Wagner's Dream: A Promotional "Documentary" For The Met
The film Wagner's Dream, a two-hour "documentary" by Susan Froemke made as a tool to promote the Metropolitan Opera's new production of Wagner's Der Ring des Nibelungen directed by Robert Lepage, was televised last night by PBS and contrary to the film's purpose it unwittingly served to reveal instead just why this appallingly expensive production of the Ring is the appalling artistic failure it is.
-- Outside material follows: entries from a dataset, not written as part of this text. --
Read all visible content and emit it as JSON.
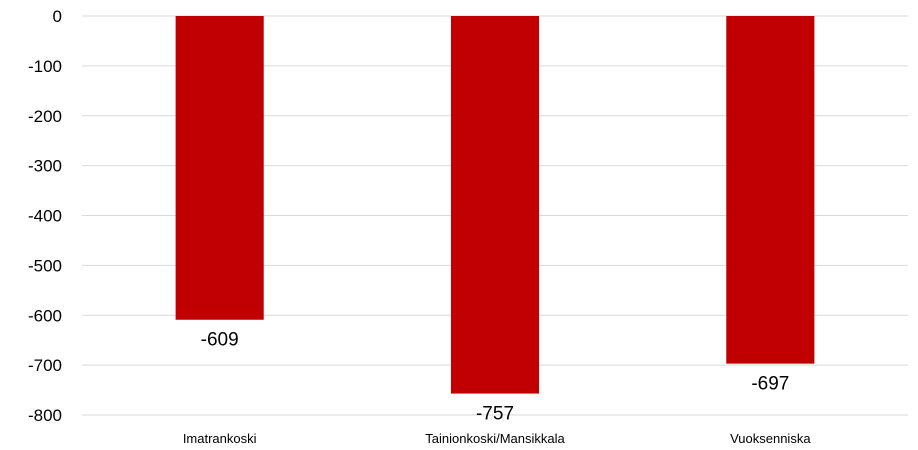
{
  "chart_data": {
    "type": "bar",
    "categories": [
      "Imatrankoski",
      "Tainionkoski/Mansikkala",
      "Vuoksenniska"
    ],
    "values": [
      -609,
      -757,
      -697
    ],
    "data_labels": [
      "-609",
      "-757",
      "-697"
    ],
    "yticks": [
      0,
      -100,
      -200,
      -300,
      -400,
      -500,
      -600,
      -700,
      -800
    ],
    "ylim": [
      -800,
      0
    ],
    "grid": true,
    "bar_color": "#C00000",
    "legend": "none"
  }
}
The film showed us the basic workings of Mr. Lepage's brainchild — the colossal $16M Frankenstein contraption we've previously labeled Le Machine — and the hugely complex controls and manipulations necessary to make it work, and spent most of the rest of the time showing us the performers learning to navigate its territory and adapt to its peculiarities without doing themselves lethal injury. There were also scenes showing the lead singers rehearsing their music, talking about their roles, and coming to grips with their insecurities; Met General Manager Peter Gelb doing his spiels; a few brief opera patron comments on the production; and a few visits with Met radio hosts Margaret Juntwait and William Berger doing their thing, and that was pretty much it for the film.
Notice anything missing? Here's a clue: what's missing is what's missing in the actual production of the Ring itself: any semblance or hint of directorial shaping of the musico-dramatic realization of Wagner's cosmic vision by Monsieur Lepage. That, it seems, was left to the dictates and requirements of Le Machine and the whims and inclinations of the individual performers, each according to his or her wont.
Marvel ye not, then, at the production's appalling artistic failure.